Author: Christine O'Keefe Lafser
Loyola Press
$10.95
ISBN#: 0-8294-1173-9

Reviewed by Cathy Ramey

Books intended to help the wounded abound. In fact, I've collected and given away a large number of unsolicited titles over the years. While all are well-intended works, few have the power to convince me that the book is a resource I want to hang onto in my own library. Even fewer warrant giving away as books that I hope and believe will be particularly meaningful and treasured by another who is hurting.
An Empty Cradle, A Full Heart is different. It is the first book for grieving mothers and fathers that I am confident will bring a lasting sense of comfort for those who have sustained the most powerful loss imaginable. Whether the loss has come through illness, abortion, stillbirth, or accident, the text of An Empty Cradle offers the kind of compassion that affirms the depth of sorrow a parent feels when a child has died. And the book has more. It offers comfort in the present and hope for the future.

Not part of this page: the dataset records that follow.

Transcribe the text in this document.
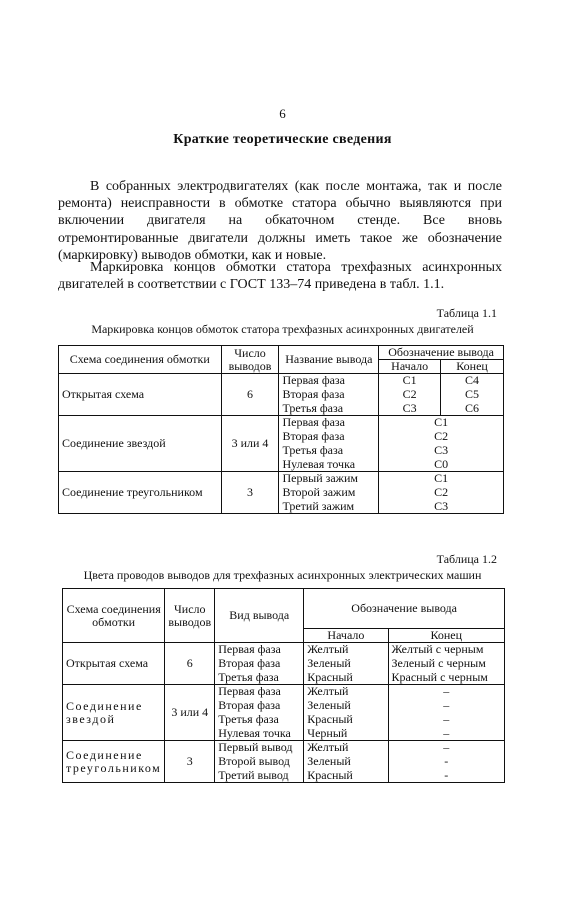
6
Краткие теоретические сведения
В собранных электродвигателях (как после монтажа, так и после ремонта) неисправности в обмотке статора обычно выявляются при включении двигателя на обкаточном стенде. Все вновь отремонтированные двигатели должны иметь такое же обозначение (маркировку) выводов обмотки, как и новые.
Маркировка концов обмотки статора трехфазных асинхронных двигателей в соответствии с ГОСТ 133–74 приведена в табл. 1.1.
Таблица 1.1
Маркировка концов обмоток статора трехфазных асинхронных двигателей
Схема соединения обмотки	Число выводов	Название вывода	Обозначение вывода	
			Начало	Конец
Открытая схема	6	Первая фаза	C1	C4
		Вторая фаза	C2	C5
		Третья фаза	C3	C6
Соединение звездой	3 или 4	Первая фаза	C1	
		Вторая фаза	C2	
		Третья фаза	C3	
		Нулевая точка	C0	
Соединение треугольником	3	Первый зажим	C1	
		Второй зажим	C2	
		Третий зажим	C3	
Таблица 1.2
Цвета проводов выводов для трехфазных асинхронных электрических машин
Схема соединения обмотки	Число выводов	Вид вывода	Обозначение вывода	
			Начало	Конец
Открытая схема	6	Первая фаза	Желтый	Желтый с черным
		Вторая фаза	Зеленый	Зеленый с черным
		Третья фаза	Красный	Красный с черным
Соединение звездой	3 или 4	Первая фаза	Желтый	–
		Вторая фаза	Зеленый	–
		Третья фаза	Красный	–
		Нулевая точка	Черный	–
Соединение треугольником	3	Первый вывод	Желтый	–
		Второй вывод	Зеленый	-
		Третий вывод	Красный	-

Christine O'Keefe Lafser has built on her own reflections in losing two babies as well as the reflections of others who have ached over the loss of a child. Skirting the empty platitudes that often hurt more than heal, Lafser matches personal reflections with biblical wisdom in entries that are short enough to capture a crying heart without being too weighty.
My own inclination is to purchase several of these small books to have on hand for those who grieve. As a person who is sometimes at a loss for words in such painful circumstances, I imagine being able to help a friend who has lost a baby through the most difficult times of grief. Every page of An Empty Cradle is an offering, one reflection particularly appropriate for this day of grief and the next for another.
In combination with caring family and friends, the man or woman who has been devastated by the death of a child is sure to find a measure of comfort in An Empty Cradle that may add meaning to a loss that sometimes seems too hurtful to bear.